2.4.3 Persamaan dan Perbedaan dengan Kajian-Kajian Empirik Sebelumnya Hasil Penelitian Supriatna (2003) mengenai aksesibilitas petani kecil pada sumber kredit pertanian di tingkat desa: studi kasus petani padi di NTB. Penelitian tersebut bersifat deskriptif diuraikan menurut hasil interprestasi data tabulasi. Adapun persamaan dari hasil-hasil kajian empirik tersebut dengan penelitian yang dilakukan ini yaitu menganalisis sumber-sumber kredit di tingkat petani,

menganalisis kemampuan petani dalam menjangkau LKS dan melihat persepsi masyarakat terhadap LKS. Perbedaan dengan kajian empirik sebelumnya pada umumnya terdapat pada lokasi, tujuan dan responden penelitian. Pada penelitian Supriatna (2003) penelitian dilakukan di Nusa Tenggara Barat dan responden yang diteliti adalah dikhususkan pada petani padi saja. Sedangkan dalam penelitian ini petani responden dibagi kedalam tiga subsektor (subsektor tanaman pangan, perikanan, dan peternakan). Tujuan dari penelitian tersebut adalah (a) mengidentifikasi sumber-sumber kredit petanian yang ada di tingkat petani, (b) mengidentifikasi sumber kredit yang diakses oleh petani dan (c) mengidentifikasi karakteristik skim kredit yang diharapkan oleh petani. Disamping itu hasil penelitian Supriatna (2003) lebih melihat aksesibilitas terhadap lembaga kredit formal dalam hal ini lembaga keuangan konvensional dan lembaga keuangan informal.

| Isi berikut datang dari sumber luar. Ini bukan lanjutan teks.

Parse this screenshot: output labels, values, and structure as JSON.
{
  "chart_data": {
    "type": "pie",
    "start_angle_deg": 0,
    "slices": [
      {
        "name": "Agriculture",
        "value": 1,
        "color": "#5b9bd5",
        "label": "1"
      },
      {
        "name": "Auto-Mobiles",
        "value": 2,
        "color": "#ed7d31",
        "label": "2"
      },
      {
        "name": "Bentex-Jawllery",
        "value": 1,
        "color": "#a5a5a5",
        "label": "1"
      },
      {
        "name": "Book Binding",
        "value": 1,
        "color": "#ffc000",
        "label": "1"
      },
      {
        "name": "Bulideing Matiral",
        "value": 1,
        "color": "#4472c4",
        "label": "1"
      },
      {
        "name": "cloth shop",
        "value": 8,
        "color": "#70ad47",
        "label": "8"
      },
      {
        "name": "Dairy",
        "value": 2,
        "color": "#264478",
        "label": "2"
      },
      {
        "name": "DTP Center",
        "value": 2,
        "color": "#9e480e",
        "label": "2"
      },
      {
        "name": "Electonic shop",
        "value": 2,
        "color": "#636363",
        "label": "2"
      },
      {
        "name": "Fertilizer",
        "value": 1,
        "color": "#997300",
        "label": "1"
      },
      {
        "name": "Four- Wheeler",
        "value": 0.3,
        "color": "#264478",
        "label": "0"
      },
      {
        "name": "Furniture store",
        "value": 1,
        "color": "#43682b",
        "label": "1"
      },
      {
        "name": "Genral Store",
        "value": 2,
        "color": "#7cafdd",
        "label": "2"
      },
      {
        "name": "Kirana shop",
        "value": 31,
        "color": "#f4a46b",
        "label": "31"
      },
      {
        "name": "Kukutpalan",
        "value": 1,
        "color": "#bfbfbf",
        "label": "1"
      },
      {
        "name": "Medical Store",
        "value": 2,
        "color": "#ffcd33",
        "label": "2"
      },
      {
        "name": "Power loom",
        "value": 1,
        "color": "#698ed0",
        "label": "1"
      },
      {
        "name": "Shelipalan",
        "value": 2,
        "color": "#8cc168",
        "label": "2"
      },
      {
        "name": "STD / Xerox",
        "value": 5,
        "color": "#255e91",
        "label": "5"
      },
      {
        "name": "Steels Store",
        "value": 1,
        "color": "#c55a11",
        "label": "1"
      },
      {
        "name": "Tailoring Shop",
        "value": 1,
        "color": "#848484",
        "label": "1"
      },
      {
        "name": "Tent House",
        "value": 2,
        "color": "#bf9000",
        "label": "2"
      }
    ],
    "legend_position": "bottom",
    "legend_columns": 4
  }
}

Perbedaan dengan hasil penelitian Tim Kajian Pusat Analisis Sosial Ekonomi dan Kebijakan Pertanian Badan Penelitian dan Pengembangan Pertanian (2007) terletak pada objek kajiannya, pada penelitian tersebut dilakukan pada petani padi dan palawija serta cakupan lokasi penelitian lebih luas yaitu di Jawa Barat. Perbedaan dari tujuan penelitian tersebut mengukur analisis kelayakan usahatani, pengetahuan dan persepsi tidak hanya diukur dari sisi petani saja tetapi juga diukur dari sisi perbankan syariah terhadap pelaku usahatani, pola pembiayaan, prospek dan kendala pembiayaan syariah di sektor pertanian, dan rumusan model pembiayaan syariah untuk sektor pertanian.

Perbedaan dengan hasil penelitian Ratnawati dkk (2000), pada penelitian tersebut responden merupakan masyarakat umum baik yang pernah menjadi nasabah bank syariah maupun yang menjadi nasabah bank konvensional. Tujuan umum dari penelitian tersebut ingin menganalisis potensi pengembangan bank syariah pada wilayah penelitiannya dan preferensi dari pelaku ekonomi terhadap bank syariah.